Chief among them, once again, has been the young pace trio of Tim Southee, Trent Boult and Doug Bracewell, which has taken 13 of the 14 Sri Lankan wickets to fall. After declaring their second innings closed on 194-9, setting the hosts a chase of 363, New Zealand were handed a major boost in the final session with Southee and Bracewell both snaring two scalps.
The key wickets of Tillakaratne Dilshan, Kumar Sangakarra and Mahela Jayawardene were claimed as Southee and Bracewell reduced the home side to 47-4 when bad light closed play.
With Southee (5-62) and Boult (4-42) finishing off Sri Lanka's first effort with the bat earlier in the day, New Zealand's chances of emerging triumphant appear to lie with the continued success of their seamers.
"Our guys are tall and they present the seam very well," said Hesson. "So, if it's going to swing, they're certainly presenting the seam as well as you can. They're getting anything and everything they can out of the wicket in these conditions."
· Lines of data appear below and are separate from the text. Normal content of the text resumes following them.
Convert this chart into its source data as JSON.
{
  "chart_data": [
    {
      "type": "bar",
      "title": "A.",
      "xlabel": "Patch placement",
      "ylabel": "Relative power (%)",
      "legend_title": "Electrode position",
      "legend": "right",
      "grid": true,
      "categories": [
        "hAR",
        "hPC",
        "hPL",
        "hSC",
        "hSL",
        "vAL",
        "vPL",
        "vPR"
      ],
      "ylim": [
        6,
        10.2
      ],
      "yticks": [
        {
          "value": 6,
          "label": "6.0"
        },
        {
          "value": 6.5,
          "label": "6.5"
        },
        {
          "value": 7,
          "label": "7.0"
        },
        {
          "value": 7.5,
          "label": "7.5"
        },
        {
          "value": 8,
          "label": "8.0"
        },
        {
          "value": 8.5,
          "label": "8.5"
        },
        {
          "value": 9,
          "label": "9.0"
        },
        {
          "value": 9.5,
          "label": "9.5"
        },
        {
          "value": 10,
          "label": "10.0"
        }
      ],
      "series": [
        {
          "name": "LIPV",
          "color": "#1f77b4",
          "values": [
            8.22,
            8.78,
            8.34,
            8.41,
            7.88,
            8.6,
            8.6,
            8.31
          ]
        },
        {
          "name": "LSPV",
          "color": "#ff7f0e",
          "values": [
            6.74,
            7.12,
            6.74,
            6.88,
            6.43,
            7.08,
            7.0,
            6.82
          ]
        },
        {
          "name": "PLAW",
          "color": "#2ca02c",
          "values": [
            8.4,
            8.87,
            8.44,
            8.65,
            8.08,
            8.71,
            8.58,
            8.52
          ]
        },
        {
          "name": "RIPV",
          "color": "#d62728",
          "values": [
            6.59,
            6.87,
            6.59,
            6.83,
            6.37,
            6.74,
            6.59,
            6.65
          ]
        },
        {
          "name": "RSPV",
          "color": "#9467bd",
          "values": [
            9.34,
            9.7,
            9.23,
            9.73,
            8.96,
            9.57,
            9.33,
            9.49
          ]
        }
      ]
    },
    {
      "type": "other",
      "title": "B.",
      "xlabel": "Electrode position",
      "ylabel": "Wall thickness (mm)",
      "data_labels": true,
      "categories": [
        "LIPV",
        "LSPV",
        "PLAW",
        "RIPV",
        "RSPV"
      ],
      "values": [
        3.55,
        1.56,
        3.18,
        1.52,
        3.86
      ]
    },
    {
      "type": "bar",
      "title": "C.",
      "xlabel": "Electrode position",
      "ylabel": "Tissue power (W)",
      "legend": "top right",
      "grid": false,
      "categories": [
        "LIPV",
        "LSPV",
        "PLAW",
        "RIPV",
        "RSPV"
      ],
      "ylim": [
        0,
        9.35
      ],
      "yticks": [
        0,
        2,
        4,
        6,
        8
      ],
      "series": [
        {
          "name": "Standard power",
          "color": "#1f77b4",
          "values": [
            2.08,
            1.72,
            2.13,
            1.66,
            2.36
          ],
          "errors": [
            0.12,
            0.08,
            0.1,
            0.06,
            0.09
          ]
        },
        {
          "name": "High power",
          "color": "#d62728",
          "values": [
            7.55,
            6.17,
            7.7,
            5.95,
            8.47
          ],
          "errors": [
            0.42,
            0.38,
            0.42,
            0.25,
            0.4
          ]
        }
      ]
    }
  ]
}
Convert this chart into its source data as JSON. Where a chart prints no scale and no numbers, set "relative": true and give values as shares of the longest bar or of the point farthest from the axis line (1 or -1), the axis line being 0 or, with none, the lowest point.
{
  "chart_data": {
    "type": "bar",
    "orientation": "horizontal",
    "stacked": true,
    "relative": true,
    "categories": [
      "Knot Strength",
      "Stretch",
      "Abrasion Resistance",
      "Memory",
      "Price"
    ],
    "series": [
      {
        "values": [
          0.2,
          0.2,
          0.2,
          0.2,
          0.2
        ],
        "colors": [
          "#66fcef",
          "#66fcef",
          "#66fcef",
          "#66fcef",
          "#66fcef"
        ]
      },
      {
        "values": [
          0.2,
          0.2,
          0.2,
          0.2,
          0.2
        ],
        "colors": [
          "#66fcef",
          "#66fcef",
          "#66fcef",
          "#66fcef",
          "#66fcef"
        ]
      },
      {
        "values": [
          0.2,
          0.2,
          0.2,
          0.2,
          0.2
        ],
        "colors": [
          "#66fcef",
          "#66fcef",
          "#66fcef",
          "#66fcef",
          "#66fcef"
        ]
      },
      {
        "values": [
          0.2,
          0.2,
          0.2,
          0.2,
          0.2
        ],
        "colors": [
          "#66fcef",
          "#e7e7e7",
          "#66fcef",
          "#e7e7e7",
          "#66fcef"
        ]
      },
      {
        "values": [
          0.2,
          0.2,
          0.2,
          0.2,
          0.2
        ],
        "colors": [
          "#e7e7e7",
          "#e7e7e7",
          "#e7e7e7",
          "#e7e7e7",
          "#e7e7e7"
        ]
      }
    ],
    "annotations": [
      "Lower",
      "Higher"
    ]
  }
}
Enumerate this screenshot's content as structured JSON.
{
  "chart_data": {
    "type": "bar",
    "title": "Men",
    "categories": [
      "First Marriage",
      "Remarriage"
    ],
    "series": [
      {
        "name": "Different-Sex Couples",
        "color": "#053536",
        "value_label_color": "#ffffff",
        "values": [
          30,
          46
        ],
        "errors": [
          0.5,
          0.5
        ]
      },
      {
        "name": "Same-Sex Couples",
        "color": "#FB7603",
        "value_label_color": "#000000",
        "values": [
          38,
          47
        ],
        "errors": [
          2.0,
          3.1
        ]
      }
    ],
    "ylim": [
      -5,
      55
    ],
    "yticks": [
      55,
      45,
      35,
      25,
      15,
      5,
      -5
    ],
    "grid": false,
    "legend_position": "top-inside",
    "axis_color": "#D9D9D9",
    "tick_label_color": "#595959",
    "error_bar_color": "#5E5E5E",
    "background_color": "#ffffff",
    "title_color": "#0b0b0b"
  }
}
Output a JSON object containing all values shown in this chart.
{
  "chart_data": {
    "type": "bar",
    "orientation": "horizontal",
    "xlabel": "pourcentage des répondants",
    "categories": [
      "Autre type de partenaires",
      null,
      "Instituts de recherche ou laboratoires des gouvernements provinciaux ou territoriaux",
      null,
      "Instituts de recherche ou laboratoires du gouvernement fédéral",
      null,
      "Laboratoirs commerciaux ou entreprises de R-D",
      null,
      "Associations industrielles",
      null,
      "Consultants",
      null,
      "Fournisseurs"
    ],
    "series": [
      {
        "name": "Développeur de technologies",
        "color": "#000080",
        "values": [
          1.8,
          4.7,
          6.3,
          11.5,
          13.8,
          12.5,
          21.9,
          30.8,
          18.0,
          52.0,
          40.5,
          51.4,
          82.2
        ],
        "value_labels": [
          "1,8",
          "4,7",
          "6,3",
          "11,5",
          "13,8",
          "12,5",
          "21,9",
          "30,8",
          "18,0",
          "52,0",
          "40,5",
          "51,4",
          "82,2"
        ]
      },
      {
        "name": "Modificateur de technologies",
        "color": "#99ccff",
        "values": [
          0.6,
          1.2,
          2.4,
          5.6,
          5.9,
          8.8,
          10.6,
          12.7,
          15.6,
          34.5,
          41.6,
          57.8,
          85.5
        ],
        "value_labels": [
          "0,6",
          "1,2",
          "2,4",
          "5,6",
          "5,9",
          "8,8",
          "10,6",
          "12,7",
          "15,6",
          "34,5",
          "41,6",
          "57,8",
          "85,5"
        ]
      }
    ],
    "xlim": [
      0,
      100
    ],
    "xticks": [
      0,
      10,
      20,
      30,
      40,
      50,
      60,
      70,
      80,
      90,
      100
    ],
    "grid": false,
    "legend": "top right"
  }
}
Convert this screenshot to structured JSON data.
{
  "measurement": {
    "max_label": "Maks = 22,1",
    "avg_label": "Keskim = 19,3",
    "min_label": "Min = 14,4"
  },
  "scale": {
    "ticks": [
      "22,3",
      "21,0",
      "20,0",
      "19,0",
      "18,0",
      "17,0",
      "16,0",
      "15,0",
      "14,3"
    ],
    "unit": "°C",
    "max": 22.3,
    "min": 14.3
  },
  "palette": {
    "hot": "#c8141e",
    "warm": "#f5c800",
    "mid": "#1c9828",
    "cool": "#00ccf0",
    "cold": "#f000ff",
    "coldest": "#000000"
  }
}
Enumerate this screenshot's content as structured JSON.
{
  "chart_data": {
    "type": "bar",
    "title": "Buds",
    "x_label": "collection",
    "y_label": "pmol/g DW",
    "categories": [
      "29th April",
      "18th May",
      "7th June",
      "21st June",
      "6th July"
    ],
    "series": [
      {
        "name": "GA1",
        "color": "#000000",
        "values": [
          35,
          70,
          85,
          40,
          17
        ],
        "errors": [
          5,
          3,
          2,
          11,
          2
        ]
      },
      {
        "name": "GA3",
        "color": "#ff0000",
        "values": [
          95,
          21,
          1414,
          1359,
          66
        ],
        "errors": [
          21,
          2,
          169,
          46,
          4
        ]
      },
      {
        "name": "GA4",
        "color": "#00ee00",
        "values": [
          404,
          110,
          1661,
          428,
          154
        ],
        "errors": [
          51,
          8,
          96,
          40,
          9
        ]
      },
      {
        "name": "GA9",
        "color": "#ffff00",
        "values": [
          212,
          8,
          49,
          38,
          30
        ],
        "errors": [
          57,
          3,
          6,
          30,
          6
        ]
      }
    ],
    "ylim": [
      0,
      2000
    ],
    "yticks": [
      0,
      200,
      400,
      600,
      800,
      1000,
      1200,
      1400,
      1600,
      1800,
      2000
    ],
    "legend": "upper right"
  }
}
The Black Caps' chances of success may have been less bright if not for a fighting innings from captain Ross Taylor. With wickets tumbling around him Taylor backed up his first innings century with 74 invaluable runs, ensuring the batting unit didn't cede the advantage.
Taylor put on 97 for the sixth wicket with debutant Todd Astle (35), averting potential disaster after New Zealand lost three wickets in four balls to slip to 75-5.
Hesson was happy with the batting effort which, despite showing familiar signs of collapse, set Sri Lanka a record fourth innings chase at Colombo.
"Following the batting performance in Galle, we stood up. A number of times we were under pressure in the first innings - and again in the second - and we didn't capitulate, so it was good to see."
But even with a series-tying win within touching distance, Hesson was wary about prematurely popping the champagne corks.
"It's going to be hard work. We've got to turn up [today] prepared to put in six-and-a-half hours of hard graft. We know we're going to have to work for every one of those six wickets and it could take us to [stumps]."